By parts! $u=x^2\,,\,u'=2x\,,\,\,v'=\sqrt{x+1}\,,\,v=\frac{2} {3}(x+1)^{3\slash2}\,,\,\,\,so:$

$\int x^2\sqrt{x+1}\,dx=\frac{2}{3}x^2(x+1)^{3\slash2}-\frac{4}{3}\int x\sqrt{x+1}\,dx$....now you continue (again by parts)!

(sin x) dx/(sq.rt.(cos^3 x))

$\int\frac{\sin x}{\sqrt{\cos^3x}}dx=\int\sin x\left(\cos^{-3\slash 2}\!(x)\right)dx$ , and this is an integral of the form $\int f'(x)f(x)^n\,dx=\frac{f(x)^{n+1}}{n+1} + C$

OR you can make the substitution $u=\cos x\Longrightarrow du=-\sin x \,dx$ and etc.

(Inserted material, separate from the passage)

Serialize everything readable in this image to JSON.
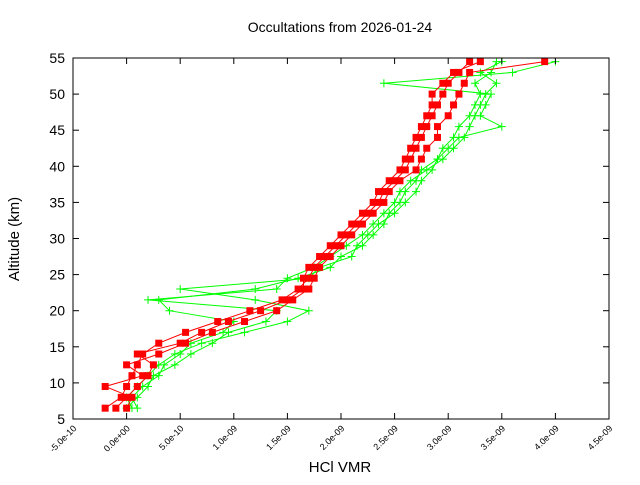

sin (sq.rt.(x+1)) dx/ (sq.rt. (x+1) from 3 to 8

$u=\sqrt{x+1}\Longrightarrow du=\frac{dx}{2\sqrt{x+1}}\,,\,\,and\,\,x=3\Longrig htarrow u=\sin 2$ and etc.

Tonio

they dont seem like they should cause too much problems, but for the life of me, i cant figure them out

any help is appreciated, as always

.
• Nov 12th 2009, 08:53 AM
Plato
Quote:

Originally Posted by twostep08
ive tried everything i could think of and cant get a proper u.
x^2 (sq.rt.(x+1)) dx

$\begin{gathered}
u = x + 1\; \Rightarrow \;x = u - 1 \hfill \\
x^2 \sqrt {x + 1} \; \Rightarrow \;\left( {u - 1} \right)^2 \sqrt u = u^{\frac{5}
{2}} - 2u^{\frac{3}
{2}} + u^{\frac{1}
{2}} \hfill \\
\end{gathered}$
• Nov 12th 2009, 10:32 AM
twostep08
thanks guys...i knew how to do the first by parts, but we had to do it by u-sub...either way, i understand all 3 now--thanks!